When your favorite music artist dies, Like Prince, many people turn to the music as a way to grieve. However, for many, finding Price's music online is like finding a needle in the haystack: it's almost impossible. Prince Rogers Nelson took a stand to keep his music off free streaming networks.
In 2015, Prince removed all his music from the free-streaming services except Tidal. Many artists took a stand to remove their music from these services because they were not being paid when people listened to their songs during the free trial sessions.Prince even tweeted against Spotify.
"Spotify is co-owned by record labels, who hold 20 percent of the company's stocks.""The internet is completely over," Prince declared in 2010. Prince believed his music should not be given away, but there was one instance when Prince made the executive decision to release his album 20TEN in CD format only (and, at the time, only for free in copies of U.K. paper The Daily Mirror) because he was looking for new ways to distribute his music without leaving his work susceptible to online piracy.
"I don't see why I should give my new music to iTunes or anyone else. They won't pay me an advance for it and then they get angry when they can't get it."In an interview the following year, Prince told The Guardian about his plans and his reasons.
"We made money [online] before piracy was real crazy. Nobody's making money now except phone companies, Apple and Google. I'm supposed to go to the White House to talk about copyright protection. It's like the gold rush out there. Or a carjacking. There's no boundaries."
The year when Prince removed his name from his music was a move not understood by many, but he had valid reasons. He was trying to shine the light on the artist's music and being paid for it. Warner Bros., Prince's record label at the time, offered him a contract that would get him completely out of debt. For many musicians, it wouldn't take much thought before they signed on the line.

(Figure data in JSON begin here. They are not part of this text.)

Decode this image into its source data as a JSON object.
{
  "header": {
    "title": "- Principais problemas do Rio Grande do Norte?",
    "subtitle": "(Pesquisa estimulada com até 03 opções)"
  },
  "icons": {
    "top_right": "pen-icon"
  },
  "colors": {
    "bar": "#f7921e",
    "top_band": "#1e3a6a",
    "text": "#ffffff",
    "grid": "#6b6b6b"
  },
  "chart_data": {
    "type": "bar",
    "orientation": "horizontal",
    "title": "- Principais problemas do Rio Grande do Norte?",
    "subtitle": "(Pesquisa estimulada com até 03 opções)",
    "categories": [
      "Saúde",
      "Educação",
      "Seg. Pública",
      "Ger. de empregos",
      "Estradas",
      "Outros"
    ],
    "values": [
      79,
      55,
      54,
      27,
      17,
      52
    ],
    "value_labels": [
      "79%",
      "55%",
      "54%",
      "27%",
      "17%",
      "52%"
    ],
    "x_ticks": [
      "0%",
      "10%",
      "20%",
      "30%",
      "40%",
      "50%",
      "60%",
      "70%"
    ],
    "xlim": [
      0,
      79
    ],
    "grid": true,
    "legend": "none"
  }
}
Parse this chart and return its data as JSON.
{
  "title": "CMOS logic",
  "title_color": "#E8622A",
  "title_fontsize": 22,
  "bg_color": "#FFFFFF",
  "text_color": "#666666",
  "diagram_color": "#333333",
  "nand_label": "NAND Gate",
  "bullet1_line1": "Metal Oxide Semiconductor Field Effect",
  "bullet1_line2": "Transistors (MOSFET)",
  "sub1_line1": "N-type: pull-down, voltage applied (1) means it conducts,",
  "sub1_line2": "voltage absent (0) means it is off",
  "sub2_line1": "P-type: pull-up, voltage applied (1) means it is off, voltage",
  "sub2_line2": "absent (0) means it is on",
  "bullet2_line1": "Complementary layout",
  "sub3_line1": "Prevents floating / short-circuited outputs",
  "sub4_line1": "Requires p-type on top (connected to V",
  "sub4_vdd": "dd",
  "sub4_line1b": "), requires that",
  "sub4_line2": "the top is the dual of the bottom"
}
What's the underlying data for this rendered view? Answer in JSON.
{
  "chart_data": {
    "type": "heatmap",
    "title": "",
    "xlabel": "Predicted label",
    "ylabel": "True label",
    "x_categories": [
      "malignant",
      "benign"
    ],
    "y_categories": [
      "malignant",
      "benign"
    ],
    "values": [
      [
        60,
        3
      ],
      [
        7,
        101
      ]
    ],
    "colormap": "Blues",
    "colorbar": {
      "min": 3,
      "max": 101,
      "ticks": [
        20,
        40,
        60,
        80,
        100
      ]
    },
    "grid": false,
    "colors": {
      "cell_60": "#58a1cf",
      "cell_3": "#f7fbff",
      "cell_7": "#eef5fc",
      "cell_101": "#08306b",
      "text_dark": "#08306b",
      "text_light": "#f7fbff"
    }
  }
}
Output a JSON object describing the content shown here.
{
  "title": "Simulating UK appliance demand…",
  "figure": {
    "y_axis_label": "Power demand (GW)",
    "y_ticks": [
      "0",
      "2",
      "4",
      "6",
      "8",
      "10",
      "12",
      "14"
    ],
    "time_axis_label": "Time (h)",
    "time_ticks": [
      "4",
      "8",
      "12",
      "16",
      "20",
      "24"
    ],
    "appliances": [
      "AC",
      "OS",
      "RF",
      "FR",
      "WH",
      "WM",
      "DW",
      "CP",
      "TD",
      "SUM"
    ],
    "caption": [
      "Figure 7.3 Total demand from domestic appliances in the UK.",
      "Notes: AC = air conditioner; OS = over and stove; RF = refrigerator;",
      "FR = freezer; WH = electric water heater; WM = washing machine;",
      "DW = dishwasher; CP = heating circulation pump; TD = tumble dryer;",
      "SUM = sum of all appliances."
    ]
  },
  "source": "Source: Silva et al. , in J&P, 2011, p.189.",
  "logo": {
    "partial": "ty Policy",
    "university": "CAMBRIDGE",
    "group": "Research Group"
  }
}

Warner Bros. wanted complete control and ownership of Prince's early music and the way he released his new music. Even though the deal was lucrative, for Warner Bros., it left Prince without any say in his music. It would strip him of control, and he would not get any of the advances that they promised him. From that point on, Prince wrote "SLAVE" on his cheek each time he made a public appearance. The last album that Prince did under contract with Warner Bros. pretty well said what he felt when he called it, Emancipation.

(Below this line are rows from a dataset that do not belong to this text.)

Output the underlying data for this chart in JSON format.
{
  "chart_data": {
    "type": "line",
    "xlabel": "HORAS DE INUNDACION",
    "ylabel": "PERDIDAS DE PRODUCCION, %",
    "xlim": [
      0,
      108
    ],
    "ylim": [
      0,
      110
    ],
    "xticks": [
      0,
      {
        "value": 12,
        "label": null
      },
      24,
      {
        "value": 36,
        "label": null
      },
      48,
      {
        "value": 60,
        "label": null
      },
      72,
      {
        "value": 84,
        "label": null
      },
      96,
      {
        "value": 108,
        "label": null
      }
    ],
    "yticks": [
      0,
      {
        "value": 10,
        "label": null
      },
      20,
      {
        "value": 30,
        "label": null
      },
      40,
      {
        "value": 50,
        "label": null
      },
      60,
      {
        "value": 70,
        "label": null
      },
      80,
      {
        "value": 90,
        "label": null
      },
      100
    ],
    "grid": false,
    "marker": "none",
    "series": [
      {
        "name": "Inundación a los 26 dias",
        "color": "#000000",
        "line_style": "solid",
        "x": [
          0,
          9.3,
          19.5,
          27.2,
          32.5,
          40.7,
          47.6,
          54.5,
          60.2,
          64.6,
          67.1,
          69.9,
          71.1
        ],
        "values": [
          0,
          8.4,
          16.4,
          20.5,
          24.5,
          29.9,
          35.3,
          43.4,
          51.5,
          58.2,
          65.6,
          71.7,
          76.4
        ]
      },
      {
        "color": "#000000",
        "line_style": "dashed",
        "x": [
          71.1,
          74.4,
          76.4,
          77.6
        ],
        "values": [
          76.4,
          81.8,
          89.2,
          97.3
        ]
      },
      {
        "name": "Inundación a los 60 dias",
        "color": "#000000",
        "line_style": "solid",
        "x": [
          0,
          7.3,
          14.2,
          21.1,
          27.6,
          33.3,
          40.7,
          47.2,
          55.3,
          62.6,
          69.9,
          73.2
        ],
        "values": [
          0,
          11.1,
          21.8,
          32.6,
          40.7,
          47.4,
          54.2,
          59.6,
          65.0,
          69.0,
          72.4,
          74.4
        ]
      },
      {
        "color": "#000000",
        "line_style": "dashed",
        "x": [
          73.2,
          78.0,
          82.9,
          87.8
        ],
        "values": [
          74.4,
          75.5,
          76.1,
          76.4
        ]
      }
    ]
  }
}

"A lot of people didn't know what I was doing, but it helped some people. I don't look at it as Us versus Them. I did. But you know The Wizard of Oz? When they pull back the curtain and see what's going on? That's what's happened?"
"What I meant was that the internet was over for anyone who wants to get paid, and I was right about that. Tell me a musician who's got rich off digital sales. Apple's doing pretty good though, right?"Overall, it seems hopeless in listening to Prince's music, doesn't it? USA Today provides a few ways that you can listen to Prince and keep his legacy alive.

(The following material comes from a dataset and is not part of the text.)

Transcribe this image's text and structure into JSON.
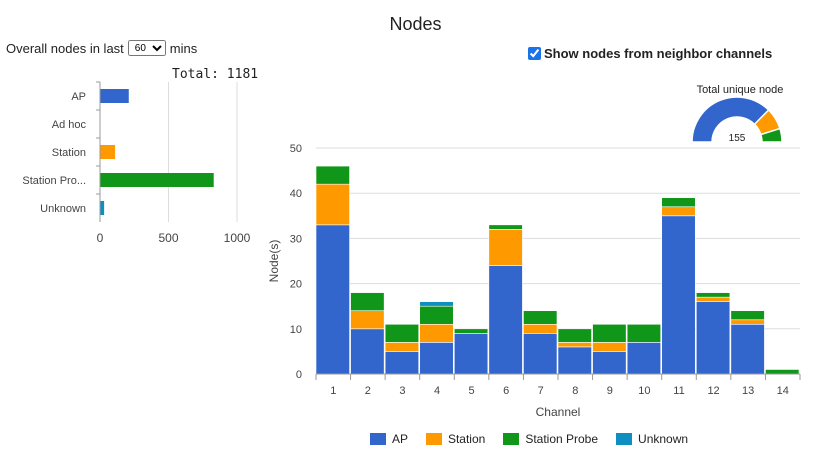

Fans can subscribe to Tidal. This website is a subscription-based site, with rates starting at $9.99 a month. However, if you want to see what the site is about and see if you like it, they do offer a one-month free trial. Apparently, this website "is the only place on the internet with complete access to Prince's albums."
USA Today offers several of Prince's videos that are still on YouTube such as "Purple Rain" on the Arsenio Hall Show, Prince performing "Creep" at Coachella, and Prince with Tom Petty, Steve Winwood, Jeff Lynne, and others during a Hall of Fame tribute to George Harrison. During this video, Prince steals the attention as he plays guitar.Another little-known way that many people may not think about is to use your library card so you can "borrow" Prince's music. The music is streamed on Hoopia and all you need after you sign up is a library card number.
Listen to the radio stations as they play Prince's music. Radio station, The Current, 89.3 FM, in his homestate of Minnesota played wall-to-wall Prince. They have celebrities talking about Prince, his music, and the impact he made in the industry. You can still listen to the on-air celebration of Prince through the weekend, April 23 and 24.If you subscribe and listen to the satellite radio's SirusXM, they are running a special channel dedicated to Prince. When all else fails, or if you want to listen to Prince's music on demand, buy Prince's albums on Amazon and iTunes.
Now that Prince has passed away, there are many of his songs and concert performances popping up on YouTube. It seems his fans are trying to keep his music alive so everyone can remember "The Artist" Prince, his music, and legacy.
Unfortunately, it takes the death of an artist before anyone appreciates their music and their chosen career.